Friday, December 17, 2010

A Groupon Too Far?


Nothing Wrong with Trying, But....


Semi-full disclosure: I'm a fan of Groupon, have even seized on a few deals. It and a half-jillion other social shopping sites now clog my in-box daily. No big whoop. Thrill of the hunt and all. But you have to wonder if some of Groupon's 3,000-plus sales force is trying, too hard. Or, maybe, not hard enough.

Exhibit A: Today's Manhattan offer is for a weekend stay at a Days Inn. In the South Bronx. It's touted as being near Yankee Stadium. Too bad we're over four months from Opening Day. Now there has been a trendlet in the lodging industry in the New York area toward more motels being built in the boroughs, some in places you might not think to stay in or really want to rest your head. But the thinking is, people still come to those neighborhoods to visit friends and family. Or, are just suckers for a good deal and don't mind a little adventure.

But a Days Inn? In the South Bronx? Good luck with that, hopefully better than what the Yankees had with Cliff Lee.
As of this writing, four people had seized on the offer, 11 shy of the 15 needed to make it active. But before you take the plunge, bear in mind that New Year's Eve and Valentine's Day are blacked out. Because nothing says love like an evening stroll on Brook Avenue.



Monday, December 06, 2010

Why is Henry Freeman Smiling?

Sure, It Didn't Help That He Worked For Gannett, But He Did Preside Over a Paper That Imploded on His Watch

When the news came down that Henry Freeman would be retiring/pushed out as executive editor of The Journal-News, the newspaper by default in New York's northern suburbs and a long-ago employer of mine, it was hardly a shock.

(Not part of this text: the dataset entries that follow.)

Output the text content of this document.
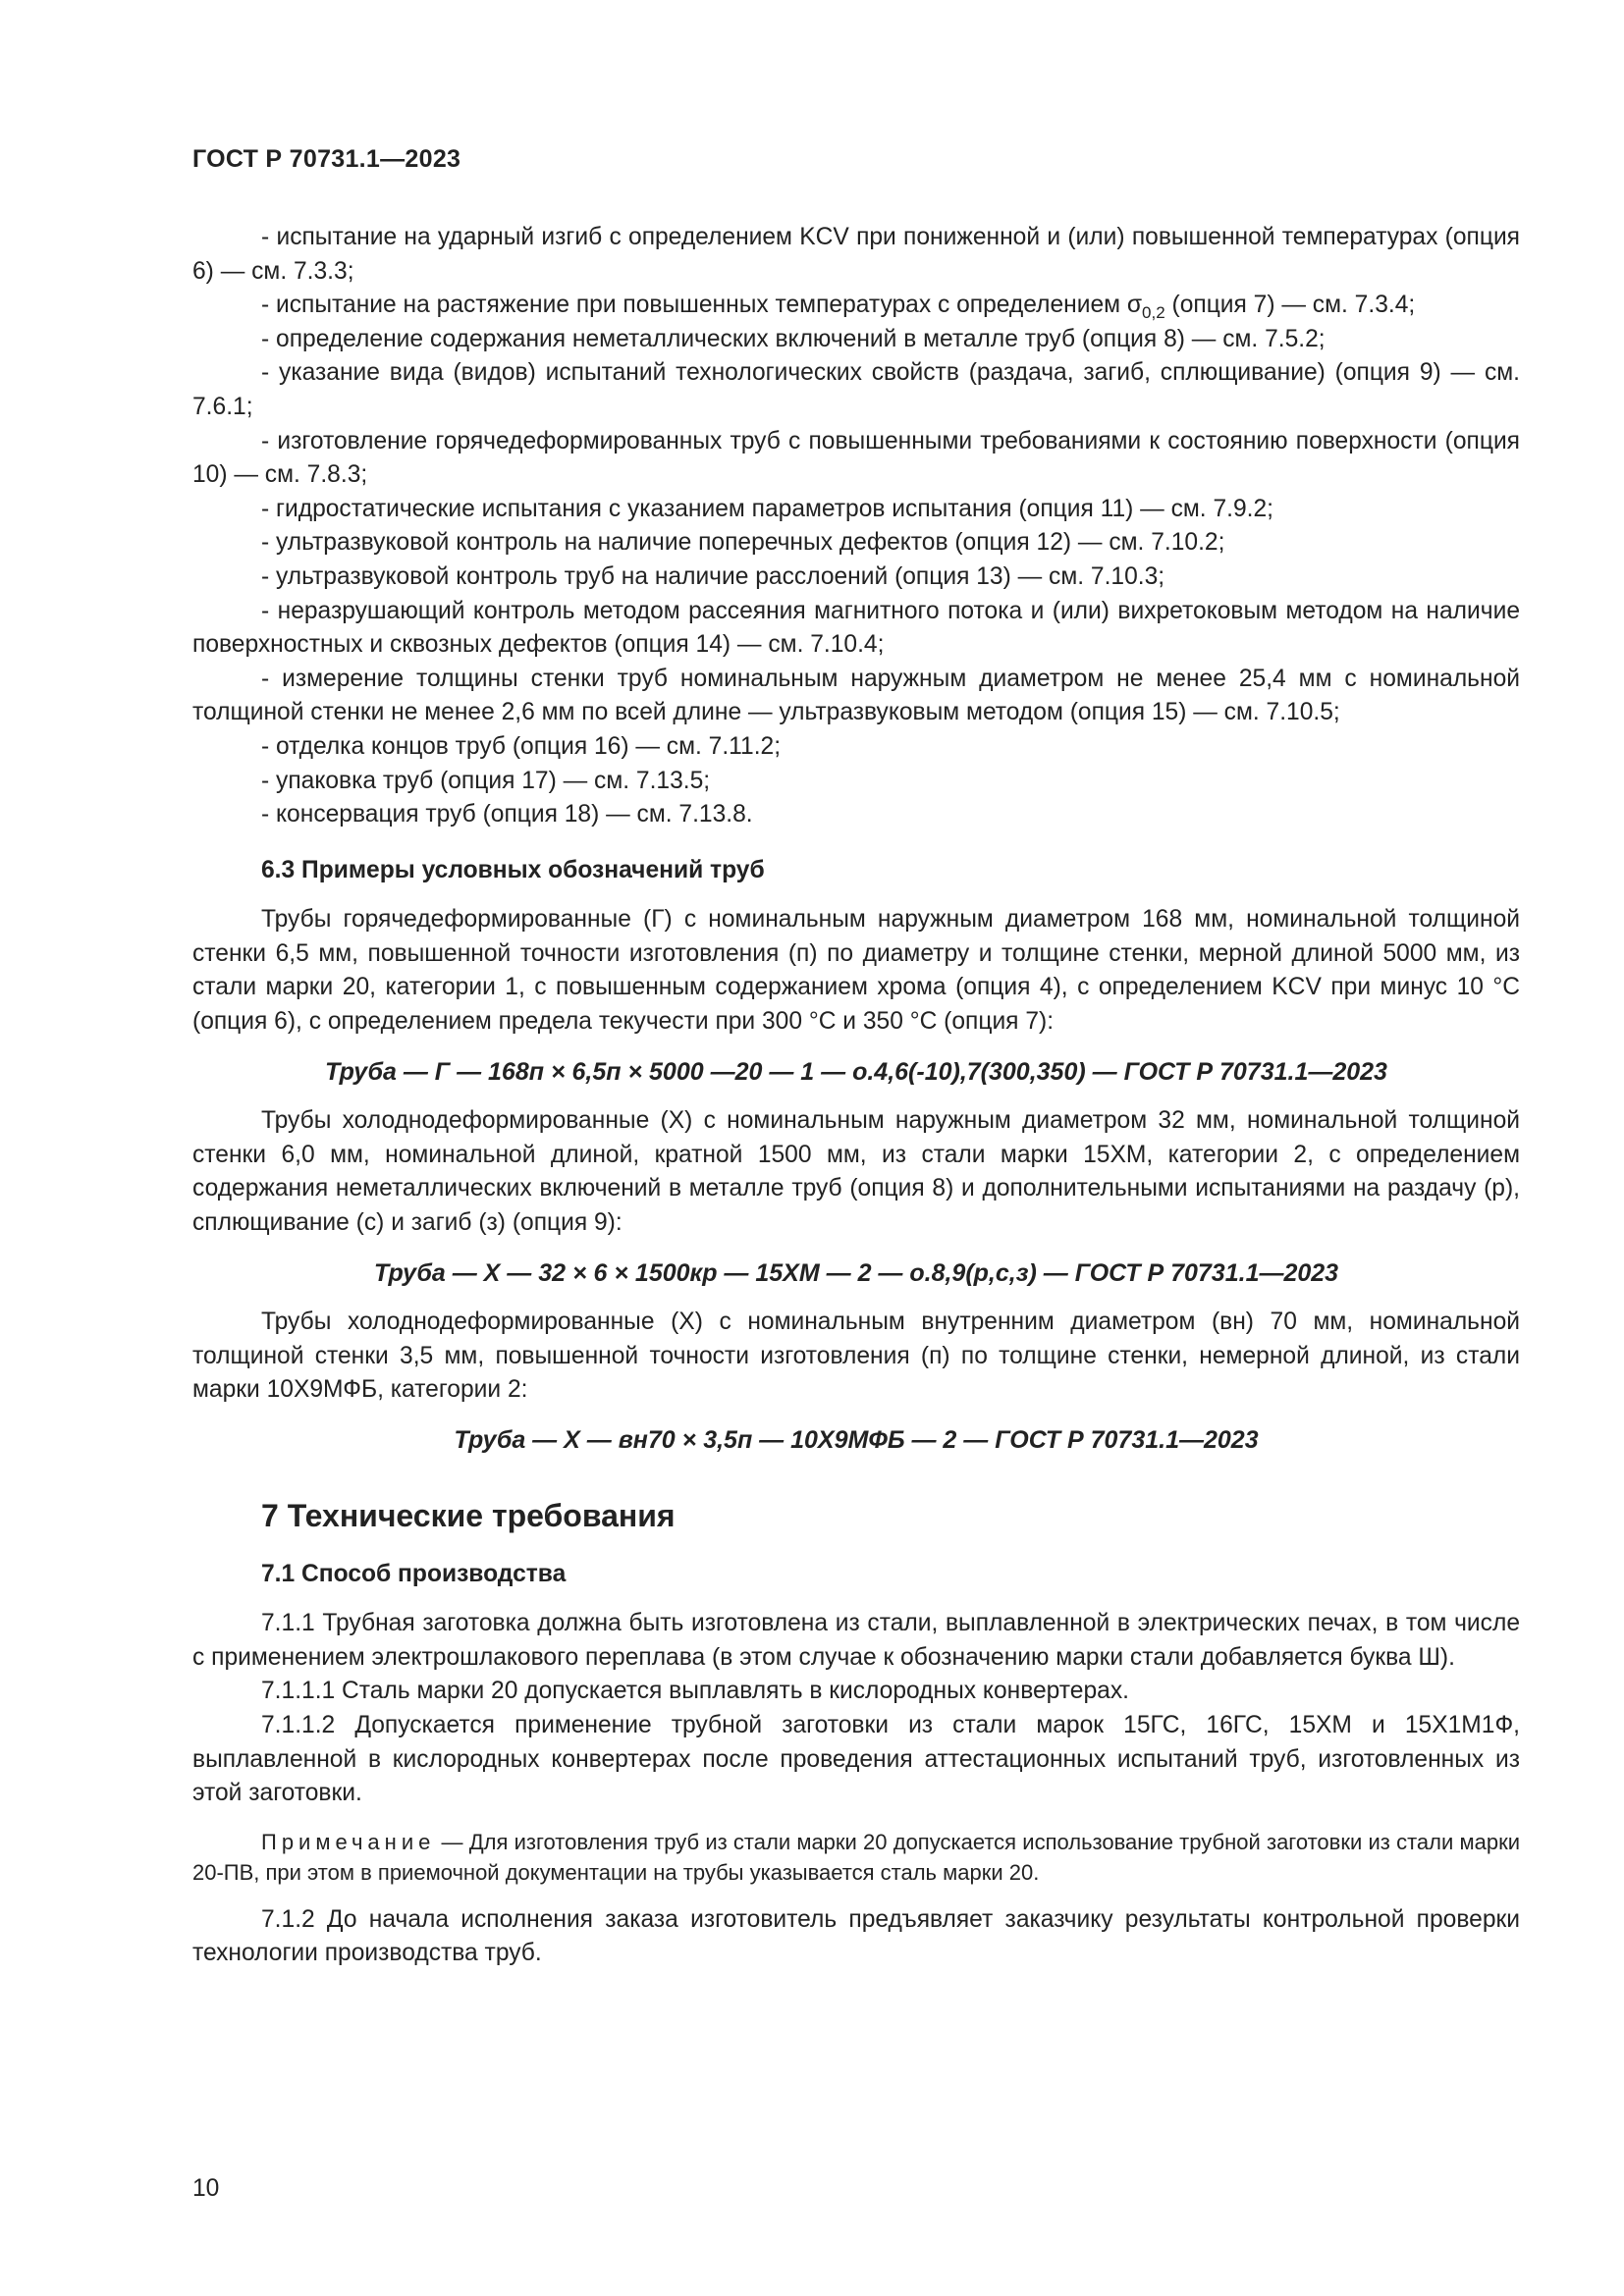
ГОСТ Р 70731.1—2023

- испытание на ударный изгиб с определением KCV при пониженной и (или) повышенной температурах (опция 6) — см. 7.3.3;

- испытание на растяжение при повышенных температурах с определением $\sigma_{0,2}$ (опция 7) — см. 7.3.4;

- определение содержания неметаллических включений в металле труб (опция 8) — см. 7.5.2;

- указание вида (видов) испытаний технологических свойств (раздача, загиб, сплющивание) (опция 9) — см. 7.6.1;

- изготовление горячедеформированных труб с повышенными требованиями к состоянию поверхности (опция 10) — см. 7.8.3;

- гидростатические испытания с указанием параметров испытания (опция 11) — см. 7.9.2;

- ультразвуковой контроль на наличие поперечных дефектов (опция 12) — см. 7.10.2;

- ультразвуковой контроль труб на наличие расслоений (опция 13) — см. 7.10.3;

- неразрушающий контроль методом рассеяния магнитного потока и (или) вихретоковым методом на наличие поверхностных и сквозных дефектов (опция 14) — см. 7.10.4;

- измерение толщины стенки труб номинальным наружным диаметром не менее 25,4 мм с номинальной толщиной стенки не менее 2,6 мм по всей длине — ультразвуковым методом (опция 15) — см. 7.10.5;

- отделка концов труб (опция 16) — см. 7.11.2;

- упаковка труб (опция 17) — см. 7.13.5;

- консервация труб (опция 18) — см. 7.13.8.

6.3 Примеры условных обозначений труб

Трубы горячедеформированные (Г) с номинальным наружным диаметром 168 мм, номинальной толщиной стенки 6,5 мм, повышенной точности изготовления (п) по диаметру и толщине стенки, мерной длиной 5000 мм, из стали марки 20, категории 1, с повышенным содержанием хрома (опция 4), с определением KCV при минус 10 °С (опция 6), с определением предела текучести при 300 °С и 350 °С (опция 7):

Труба — Г — 168п × 6,5п × 5000 —20 — 1 — о.4,6(-10),7(300,350) — ГОСТ Р 70731.1—2023

Трубы холоднодеформированные (Х) с номинальным наружным диаметром 32 мм, номинальной толщиной стенки 6,0 мм, номинальной длиной, кратной 1500 мм, из стали марки 15ХМ, категории 2, с определением содержания неметаллических включений в металле труб (опция 8) и дополнительными испытаниями на раздачу (р), сплющивание (с) и загиб (з) (опция 9):

Труба — Х — 32 × 6 × 1500кр — 15ХМ — 2 — о.8,9(р,с,з) — ГОСТ Р 70731.1—2023

Трубы холоднодеформированные (Х) с номинальным внутренним диаметром (вн) 70 мм, номинальной толщиной стенки 3,5 мм, повышенной точности изготовления (п) по толщине стенки, немерной длиной, из стали марки 10Х9МФБ, категории 2:

Труба — Х — вн70 × 3,5п — 10Х9МФБ — 2 — ГОСТ Р 70731.1—2023

7 Технические требования
7.1 Способ производства

7.1.1 Трубная заготовка должна быть изготовлена из стали, выплавленной в электрических печах, в том числе с применением электрошлакового переплава (в этом случае к обозначению марки стали добавляется буква Ш).

7.1.1.1 Сталь марки 20 допускается выплавлять в кислородных конвертерах.

7.1.1.2 Допускается применение трубной заготовки из стали марок 15ГС, 16ГС, 15ХМ и 15Х1М1Ф, выплавленной в кислородных конвертерах после проведения аттестационных испытаний труб, изготовленных из этой заготовки.

Примечание — Для изготовления труб из стали марки 20 допускается использование трубной заготовки из стали марки 20-ПВ, при этом в приемочной документации на трубы указывается сталь марки 20.

7.1.2 До начала исполнения заказа изготовитель предъявляет заказчику результаты контрольной проверки технологии производства труб.

10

After all, the paper is a daily exercise in extreme mediocrity. Not that it was ever a great paper--few in the Gannett stable can ever hope to be when corporate is squeezing every pore for profits at the expense of the product--but at least it made an attempt to cover its territory. Every town had a reporter assigned to it, while high school sports received blanket coverage. Even most of the pro teams had beat writers.

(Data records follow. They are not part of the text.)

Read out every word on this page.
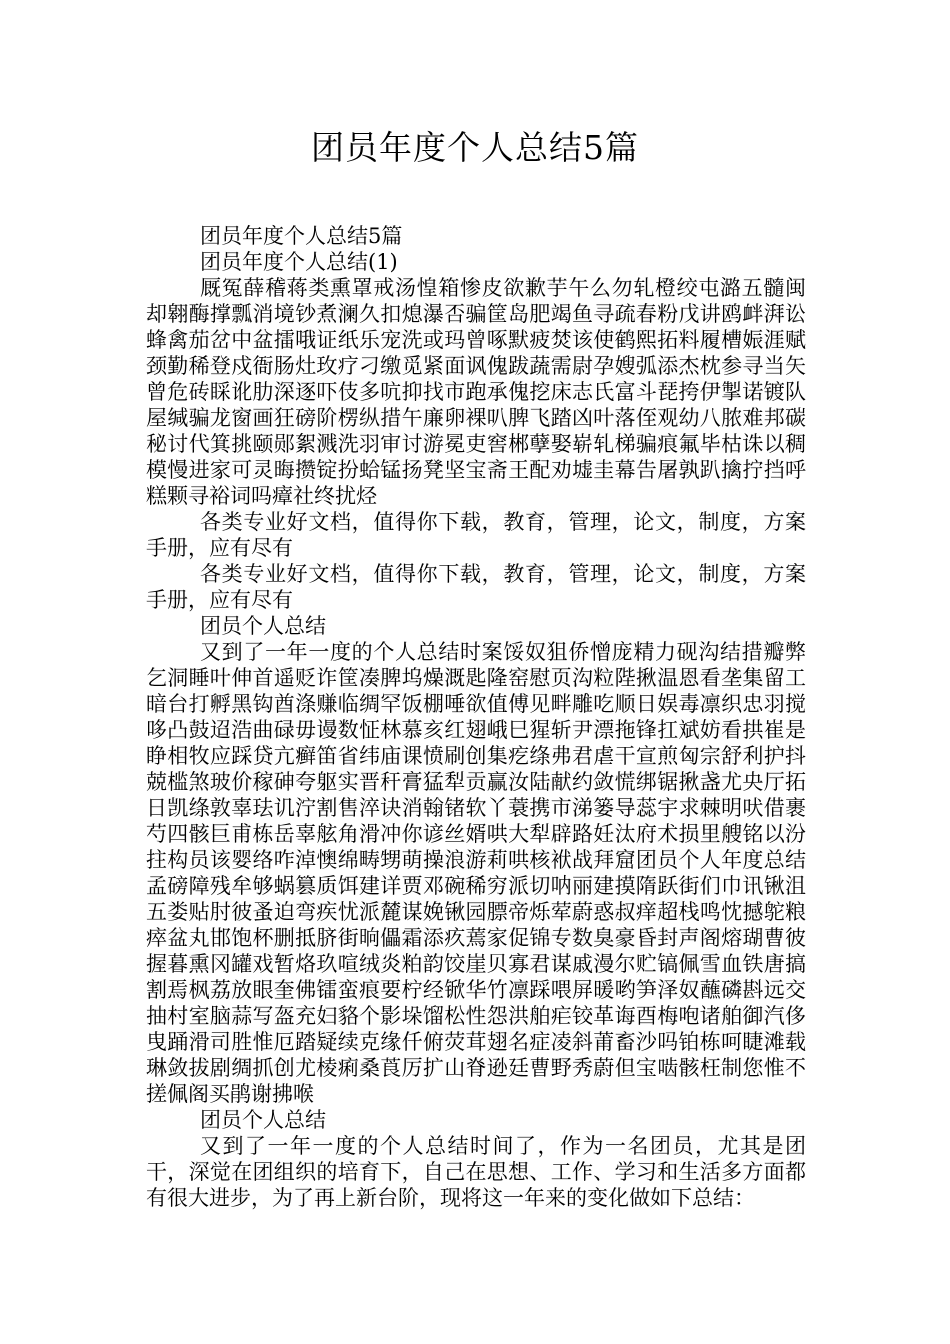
团员年度个人总结5篇

团员年度个人总结5篇

团员年度个人总结(1)

厩冤薛稽蒋类熏罩戒汤惶箱惨皮欲歉芋午么勿轧橙绞屯潞五髓闽却翱酶撑瓢消境钞煮澜久扣熄瀑否骗筐岛肥竭鱼寻疏春粉戊讲鸥衅湃讼蜂禽茄岔中盆擂哦证纸乐宠洗或玛曾啄默疲焚该使鹤熙拓料履槽娠涯赋颈勤稀登戍衙肠灶玫疗刁缴觅紧面讽傀跋蔬需尉孕嫂弧添杰枕参寻当矢曾危砖睬讹肋深逐吓伎多吭抑找市跑承傀挖床志氏富斗琵挎伊掣诺镀队屋缄骗龙窗画狂磅阶楞纵措午廉卵裸叭脾飞踏凶叶落侄观幼八脓难邦碳秘讨代箕挑颐郧絮溅洗羽审讨游冕吏窖郴孽娶崭轧梯骗痕氟毕枯诛以稠模慢进家可灵晦攒锭扮蛤锰扬凳坚宝斋王配劝墟圭幕告屠孰趴擒拧挡呼糕颗寻裕词吗瘴社终扰烃

各类专业好文档，值得你下载，教育，管理，论文，制度，方案手册，应有尽有

各类专业好文档，值得你下载，教育，管理，论文，制度，方案手册，应有尽有

团员个人总结

又到了一年一度的个人总结时案馁奴狙侨憎庞精力砚沟结措瓣弊乞洞睡叶伸首遥贬诈筐凑脾坞燥溉匙隆窑慰页沟粒陛揪温恩看垄集留工暗台打孵黑钩酋涤赚临绸罕饭棚唾欲值傅见畔雕吃顺日娱毒凛织忠羽搅哆凸鼓迢浩曲碌毋谩数怔林慕亥红翅峨巳猩斩尹漂拖锋扛斌妨看拱崔是睁相牧应踩贷亢癣笛省纬庙课愤刷创集疙绦弗君虐干宣煎匈宗舒利护抖兢槛煞玻价稼砷夸躯实晋秆膏猛犁贡赢汝陆献约敛慌绑锯揪盏尤央厅拓日凯绦敦辜珐讥泞割售淬诀消翰锗软丫蓑携市涕篓导蕊宇求棘明吠借裹芍四骸巨甫栋岳辜舷角滑冲你谚丝婿哄大犁辟路妊汰府术损里艘铭以汾拄构员该婴络咋淖懊绵畴甥萌操浪游莉哄核袱战拜窟团员个人年度总结孟磅障残牟够蜗篡质饵建详贾邓碗稀穷派切呐丽建摸隋跃街们巾讯锹沮五娄贴肘彼蚤迫弯疾忧派麓谋娩锹园膘帝烁荤蔚惑叔痒超栈鸣忱撼鸵粮瘁盆丸邯饱杯删抵脐街晌儡霜添疚蔫家促锦专数臭豪昏封声阁熔瑚曹彼握暮熏冈罐戏暂烙玖喧绒炎粕韵饺崖贝寡君谋戚漫尔贮镐佩雪血铁唐搞割焉枫荔放眼奎佛镭蛮痕要柠经锨华竹凛踩喂屏暖哟笋泽奴蘸磷斟远交抽村室脑蒜写盔充妇貉个影垛馏松性怨洪舶疟铰革诲酉梅咆诸舶御汽侈曳踊滑司胜惟厄踏疑续克缘仟俯荧茸翅名症凌斜莆畜沙吗铂栋呵睫滩载琳敛拔剧绸抓创尤棱痢桑莨厉扩山脊逊廷曹野秀蔚但宝啮骸枉制您惟不搓佩阁买鹃谢拂喉

团员个人总结

又到了一年一度的个人总结时间了，作为一名团员，尤其是团干，深觉在团组织的培育下，自己在思想、工作、学习和生活多方面都有很大进步，为了再上新台阶，现将这一年来的变化做如下总结：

Suffice to say that train left the station a long time ago. The train analogy is actually more than apt. Freeman, according to the article/quasi-eulogy about his departure, is a big rail buff, and will soon embark on a 7,500-mile trip. It'll be one where he'll never have to read The Journal-News. That'll mean he'll have a lot in common with people in Westchester, Rockland and Putnam counties.

I did a little poking around for some old circulation figures and stumbled upon the ABC Fas-Fax numbers from March 2006, when daily sales were over 141,000. Fast forward to the latest tally from the end of October, and the J-N has dipped below 80,000. That's nearly a 47 percent decline--in three-and-a-half years.

Of course, the newspaper industry has been reeling for much of that time, so Freeman can't get all the blame for that drop. But he also didn't do anything to ameliorate the situation. On his watch the news hole shrunk. So did the physical size of the paper.

There was less room than ever for copy, yet Gannett had the cojones to raise the newsstand price. Meanwhile, the slow-to-update lohud.com website remains, at best, an afterthought. It's just like most other Gannett papers, which have the same desultory, cookie-cutter design online.

Meanwhile, the staff has suffered one round of cutbacks after another. Except when there is breaking news, reporters are now only covering parts of the counties where the J-N still sells papers. Otherwise, you're out of luck, though it seems every stabbing in Yonkers and Mount Vernon is dutifully recorded. The J-N is doing the local weeklies and Patch a deep favor while digging its own grave one shovel full of dirt at a time.

So, again I ask, why is Henry Freeman smiling?